The characters are based around an idea of counterweights. They balance each other out in pairs. Your default party has a balanced guy, a physical attacker, a healer, and an offensive caster. This is pretty balanced.

After that, though, you start to get pairs of people who balance each other out, and you can’t have all of them, so you have to choose. Here’s a list, to spell it out better:

  • Physical Guys:
    • Barbarian Guy (high attack, low defense) vs. Tank Guy (low attack, high defense)
    • Monk Guy (high versatility)  vs. Lancer Guy (high specialization)
    • Rider Guy (high ground mobility) vs. Pilot Girl (air mobility)
  • Magic Guys
    • Priest Guy (extra white magic) vs. Summoner Girl (extra black magic)

You don’t have to choose between each of those pairs if you don’t want to, and I hope it would cement some kind of FF1 replay-challenge factor.

So there’s my shit. This post took an hour and a half and I’m tired now.

Four White Mages? It’ll never work!

RPG Theory

•March 22, 2008 • 1 Comment

I’m getting warmed up. Before I really start working on this thing, I need to have some idea of what makes RPGs tick. I’m going to apply a lot of this to my storyline, which is a little painful, since it goes against a lot of what I usually think is good in writing. But damn it, I’m going to get this right if it kills me.
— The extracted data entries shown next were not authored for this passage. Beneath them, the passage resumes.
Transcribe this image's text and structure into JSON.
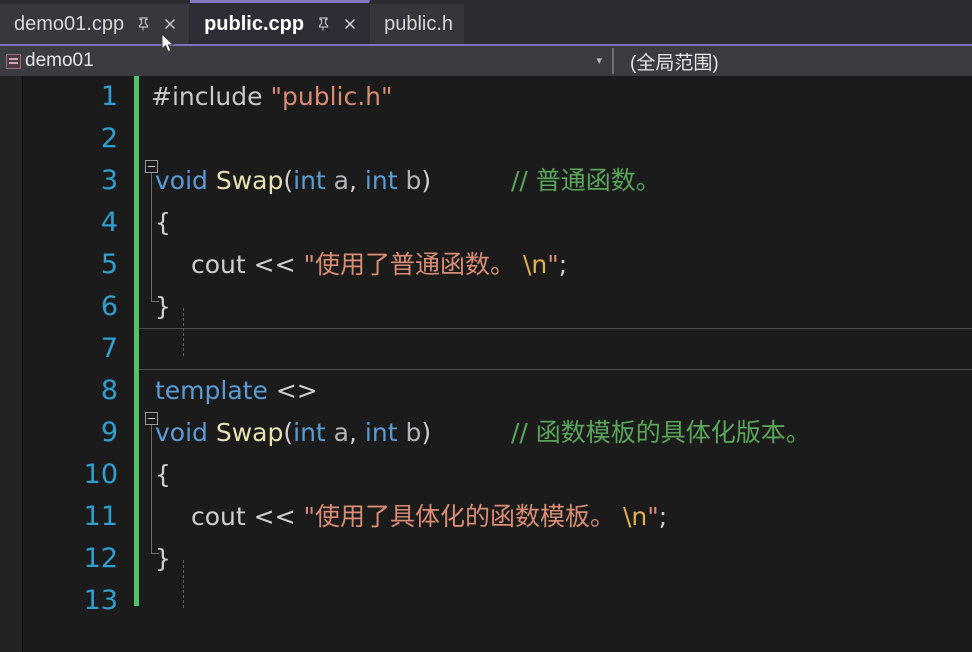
{
  "window": {
    "app": "Visual Studio",
    "theme_background": "#1b1b1c"
  },
  "tabs": [
    {
      "label": "demo01.cpp",
      "active": false,
      "pinnable": true,
      "closable": true,
      "pin_icon": "pin-icon",
      "close_icon": "close-icon"
    },
    {
      "label": "public.cpp",
      "active": true,
      "pinnable": true,
      "closable": true,
      "pin_icon": "pin-icon",
      "close_icon": "close-icon"
    },
    {
      "label": "public.h",
      "active": false,
      "pinnable": false,
      "closable": false,
      "pin_icon": "",
      "close_icon": ""
    }
  ],
  "navbar": {
    "scope_selector": {
      "label": "demo01",
      "icon": "namespace-icon",
      "caret": "▾"
    },
    "member_selector": {
      "label": "(全局范围)",
      "caret": ""
    }
  },
  "editor": {
    "line_number_color": "#2f9fd0",
    "change_bar_color": "#4ec36a",
    "current_line": 7,
    "line_count": 13,
    "lines": [
      {
        "n": "1",
        "text": "#include \"public.h\""
      },
      {
        "n": "2",
        "text": ""
      },
      {
        "n": "3",
        "text": "void Swap(int a, int b)      // 普通函数。"
      },
      {
        "n": "4",
        "text": "{"
      },
      {
        "n": "5",
        "text": "    cout << \"使用了普通函数。\\n\";"
      },
      {
        "n": "6",
        "text": "}"
      },
      {
        "n": "7",
        "text": ""
      },
      {
        "n": "8",
        "text": "template <>"
      },
      {
        "n": "9",
        "text": "void Swap(int a, int b)      // 函数模板的具体化版本。"
      },
      {
        "n": "10",
        "text": "{"
      },
      {
        "n": "11",
        "text": "    cout << \"使用了具体化的函数模板。\\n\";"
      },
      {
        "n": "12",
        "text": "}"
      },
      {
        "n": "13",
        "text": ""
      }
    ],
    "tokens": {
      "l1_include": "#include ",
      "l1_header": "\"public.h\"",
      "l3_void": "void ",
      "l3_name": "Swap",
      "l3_open": "(",
      "l3_int1": "int",
      "l3_a": " a",
      "l3_comma": ", ",
      "l3_int2": "int",
      "l3_b": " b",
      "l3_close": ")",
      "l3_comment": "// 普通函数。",
      "l4_brace": "{",
      "l5_cout": "cout ",
      "l5_shift": "<< ",
      "l5_str": "\"使用了普通函数。 ",
      "l5_esc": "\\n",
      "l5_strend": "\"",
      "l5_semi": ";",
      "l6_brace": "}",
      "l8_template": "template ",
      "l8_angles": "<>",
      "l9_void": "void ",
      "l9_name": "Swap",
      "l9_open": "(",
      "l9_int1": "int",
      "l9_a": " a",
      "l9_comma": ", ",
      "l9_int2": "int",
      "l9_b": " b",
      "l9_close": ")",
      "l9_comment": "// 函数模板的具体化版本。",
      "l10_brace": "{",
      "l11_cout": "cout ",
      "l11_shift": "<< ",
      "l11_str": "\"使用了具体化的函数模板。 ",
      "l11_esc": "\\n",
      "l11_strend": "\"",
      "l11_semi": ";",
      "l12_brace": "}"
    }
  },
  "colors": {
    "keyword": "#5b9bd5",
    "function": "#e8e2b0",
    "string": "#d98c73",
    "escape": "#e0b050",
    "comment": "#59a559",
    "tabbar_bg": "#2b2b30",
    "navbar_bg": "#3b3b42",
    "active_tab_accent": "#8478c7"
  }
}
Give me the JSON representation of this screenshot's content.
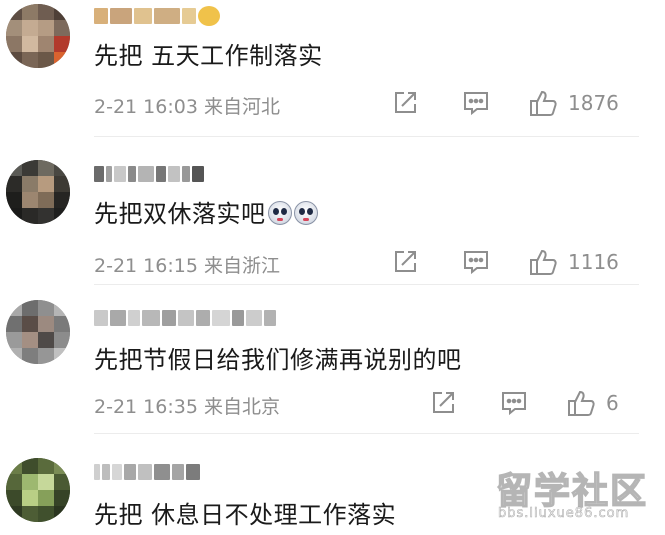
{
  "comments": [
    {
      "text": "先把 五天工作制落实",
      "date": "2-21 16:03",
      "location": "来自河北",
      "likes": "1876",
      "avatar_icon": "user-avatar-icon"
    },
    {
      "text": "先把双休落实吧",
      "date": "2-21 16:15",
      "location": "来自浙江",
      "likes": "1116",
      "avatar_icon": "user-avatar-icon"
    },
    {
      "text": "先把节假日给我们修满再说别的吧",
      "date": "2-21 16:35",
      "location": "来自北京",
      "likes": "6",
      "avatar_icon": "user-avatar-icon"
    },
    {
      "text": "先把 休息日不处理工作落实",
      "date": "",
      "location": "",
      "likes": "",
      "avatar_icon": "user-avatar-icon"
    }
  ],
  "icons": {
    "share": "share-icon",
    "reply": "comment-icon",
    "like": "thumbs-up-icon",
    "emoji": "crying-face-emoji-icon"
  },
  "watermark": {
    "title": "留学社区",
    "url": "bbs.liuxue86.com"
  },
  "colors": {
    "text": "#1a1a1a",
    "meta": "#8e8e8e",
    "divider": "#ececec",
    "background": "#ffffff"
  }
}
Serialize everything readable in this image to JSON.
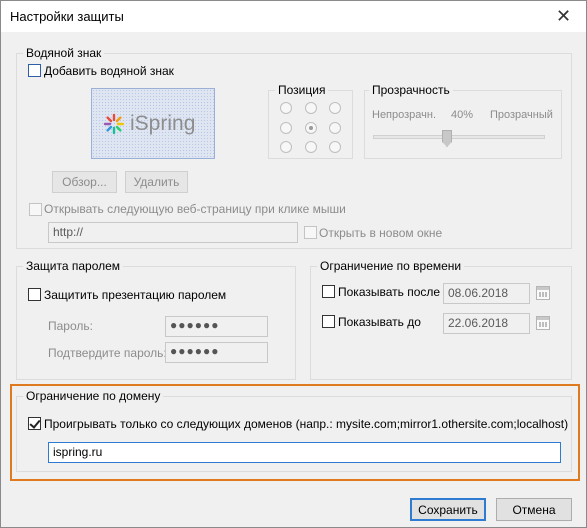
{
  "window": {
    "title": "Настройки защиты",
    "close_glyph": "✕"
  },
  "watermark": {
    "group_title": "Водяной знак",
    "add_label": "Добавить водяной знак",
    "add_checked": false,
    "logo_text": "iSpring",
    "browse_label": "Обзор...",
    "delete_label": "Удалить",
    "open_page_label": "Открывать следующую веб-страницу при клике мыши",
    "url_value": "http://",
    "new_window_label": "Открыть в новом окне",
    "position": {
      "title": "Позиция",
      "selected": "middle-center"
    },
    "transparency": {
      "title": "Прозрачность",
      "left_label": "Непрозрачн.",
      "value_label": "40%",
      "right_label": "Прозрачный",
      "value": 40
    }
  },
  "password": {
    "group_title": "Защита паролем",
    "protect_label": "Защитить презентацию паролем",
    "password_label": "Пароль:",
    "password_value": "●●●●●●",
    "confirm_label": "Подтвердите пароль:",
    "confirm_value": "●●●●●●"
  },
  "time_limit": {
    "group_title": "Ограничение по времени",
    "show_after_label": "Показывать после",
    "show_after_date": "08.06.2018",
    "show_until_label": "Показывать до",
    "show_until_date": "22.06.2018"
  },
  "domain": {
    "group_title": "Ограничение по домену",
    "play_only_label": "Проигрывать только со следующих доменов (напр.: mysite.com;mirror1.othersite.com;localhost)",
    "play_only_checked": true,
    "domains_value": "ispring.ru",
    "highlight_color": "#e07a1f"
  },
  "footer": {
    "save_label": "Сохранить",
    "cancel_label": "Отмена"
  }
}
The first is the hero. And I hate to say this, but I am going to go with a generic RPG hero here. The RPG hero is ubiquitous. He is a tabula rasa. He is between the ages of 13 (Ness) and 17 (Isaac), he is a he, and he lives in a small town. He is inherently good and pure, and he has some kind of special ability or history. He is naïve, but brave and willful. To top it all off, he doesn’t usually talk.
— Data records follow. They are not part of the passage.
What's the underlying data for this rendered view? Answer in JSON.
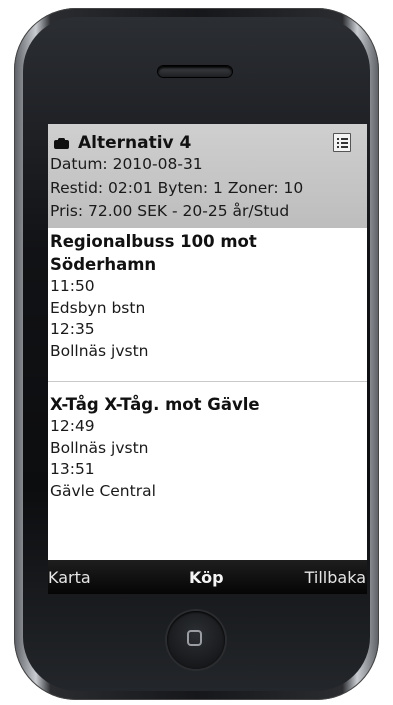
{
  "header": {
    "title": "Alternativ 4",
    "date": "Datum: 2010-08-31",
    "info": "Restid: 02:01  Byten: 1  Zoner: 10",
    "price": "Pris: 72.00 SEK - 20-25 år/Stud",
    "title_icon": "briefcase-icon",
    "menu_icon": "list-icon"
  },
  "trips": [
    {
      "title_line1": "Regionalbuss 100 mot",
      "title_line2": "Söderhamn",
      "dep_time": "11:50",
      "dep_stop": "Edsbyn bstn",
      "arr_time": "12:35",
      "arr_stop": "Bollnäs jvstn"
    },
    {
      "title": "X-Tåg X-Tåg. mot Gävle",
      "dep_time": "12:49",
      "dep_stop": "Bollnäs jvstn",
      "arr_time": "13:51",
      "arr_stop": "Gävle Central"
    }
  ],
  "bottom_bar": {
    "left": "Karta",
    "center": "Köp",
    "right": "Tillbaka"
  },
  "colors": {
    "header_bg": "#c6c6c6",
    "bottom_bar_bg": "#111111",
    "phone_body": "#16171a"
  }
}
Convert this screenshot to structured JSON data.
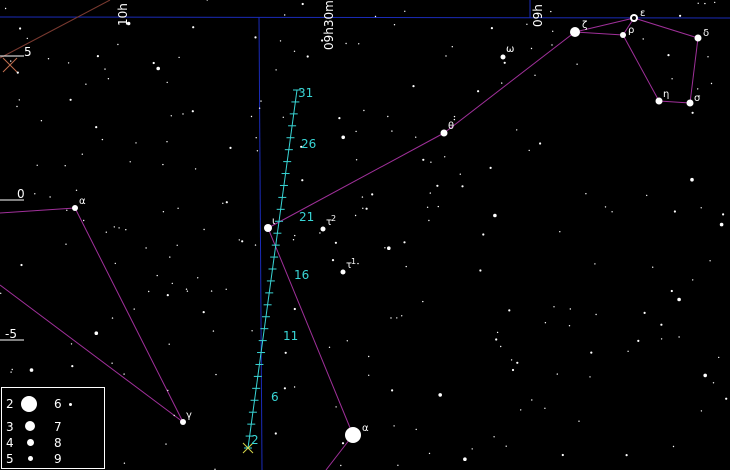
{
  "grid": {
    "ra_labels": [
      "10h",
      "09h30m",
      "09h"
    ],
    "dec_labels": [
      "5",
      "0",
      "-5"
    ]
  },
  "track": {
    "day_labels": [
      "31",
      "26",
      "21",
      "16",
      "11",
      "6",
      "2"
    ]
  },
  "stars": {
    "greek": [
      "ζ",
      "ε",
      "δ",
      "ρ",
      "ω",
      "η",
      "σ",
      "θ",
      "α",
      "ι",
      "τ",
      "2",
      "τ",
      "1",
      "γ",
      "α"
    ]
  },
  "legend": {
    "items": [
      {
        "mag": "2"
      },
      {
        "mag": "6"
      },
      {
        "mag": "3"
      },
      {
        "mag": "7"
      },
      {
        "mag": "4"
      },
      {
        "mag": "8"
      },
      {
        "mag": "5"
      },
      {
        "mag": "9"
      }
    ]
  },
  "colors": {
    "background": "#000000",
    "grid": "#1a2bb8",
    "constellation": "#a0309a",
    "track": "#39d5d5",
    "star": "#ffffff"
  }
}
Naturally, there are a few exceptions. Cecil, in Final Fantasy 4j, is a thirty-something (I think) Dark Knight in the service of the king of a major power, ans as such he lives in the capital city. But for the most part, you can’t really escape the standard RPG hero.

The only thing on the above list I’m not going to use is the silent protagonist, because that’s just not how I roll.

Second: the villain. The RPG villain is rarely on an even footing with the hero, and is usually inherently evil, which makes it less objectionable when you kill him. He is often an ex-human who has ascended to godhood or even some kind of force in and of himself. He’s very rarely a human at all, at least by the end of the game. Giygas is the embodiment of the essence of all evil in the universe, Mithos is the ruler of the angels, and Kefka is an insane general who has attained godlike power.

One really weird exception is Golden Sun, which doesn’t have a villain. The characters who would be villains actually have complex motivations, and by the end of the game the characters end up mostly agreeing with them, even if they have to kill them. They’re also definitely human and admit the possibility that they’ll fail.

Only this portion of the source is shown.